Native Range Native to southern Mexico and Central America. Was long ago spread throughout the American tropics, Asia, Africa, and Pacific Islands. The guava is an invasive pest species in some parts of the world, particularly on the Pacific Islands.

Attractive, frilly flowers mature into guava fruits, which may be round, ovoid, or pear-shaped, 2 to 4 inches long, and are commonly used in jams and juices. A series of tests on Indian fruits, including Himalayan apples and pomegranates, bananas from the south, and grapes from Maharashtra, found the guava, (exotic in Europe but a poor man's fruit in India), to be the ultimate superfood with the highest concentration of antioxidants which protects against the cell damage that often ages skin! From seed, common guavas may bloom and set fruit in as little as 2 years. They are evergreen, faintly fragrant, and growth, in California for example, is rarely over 10 - 12 feet. The bark is smooth, mottled green or reddish-brown, and peels off in thin flakes to reveal the attractive "bony" aspect of its trunk. Guavas can bloom throughout the year in mild-winter areas, but the heaviest bloom occurs with the onset of warm weather in the spring. And if the tops of the trees are frozen, they usually sprout from the ground and are back in production in 2-3 years!

From seed, common guavas may bloom and set fruit in as few as 2 years, or as many as 8. Cuttings and grafting are more commonly used as a propagation method in commercial groves. Highly adaptable, guavas can be easily grown as container plants in temperate regions, though their ability to bloom and set fruit is somewhat less predictable. In some tropical locales, guavas can become invasive.

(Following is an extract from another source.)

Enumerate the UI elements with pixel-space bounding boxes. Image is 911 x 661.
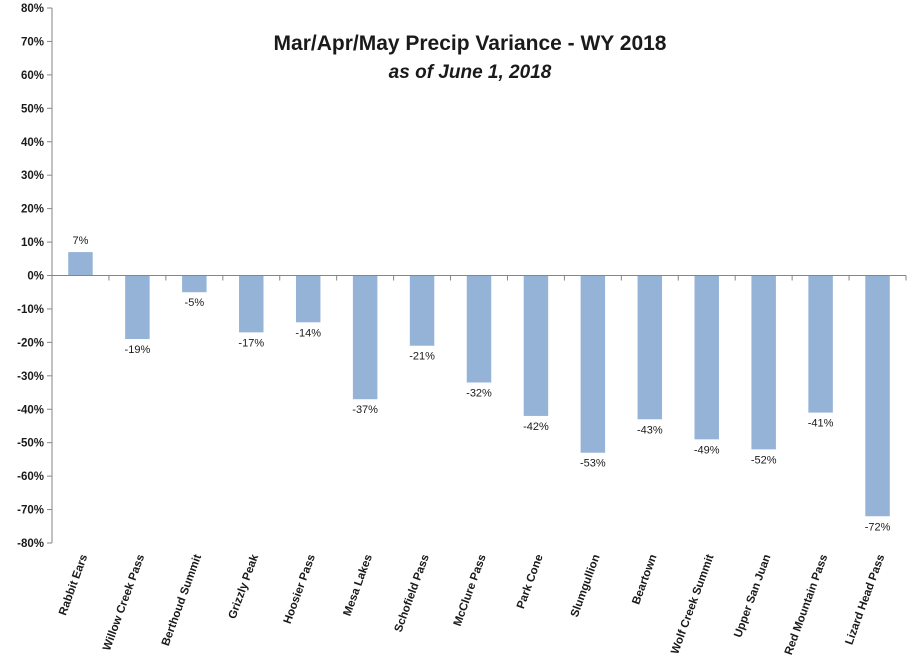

It has become a major problem in the Galápagos Islands. The plant is used in many different shampoo products for its scent. It is also becoming a popular bonsai species and is currently quite popular in India and Eastern Asia.

Benefits: Guava has more potassium than bananas, which is essential for keeping your blood pressure healthy. Additionally, the fibrous nature of the guava makes it the perfect, natural aid when you are constipated. Whether you choose to chew these seeds whole or grind them up in a smoothie, you can reap the many benefits this fruit offers.

The small, round, hard seeds of guava should be eaten with the fruit because of their several health benefits. These include aiding in lowering blood pressure and alleviating constipation. Guava seeds are rich in antioxidants, fiber, and potassium.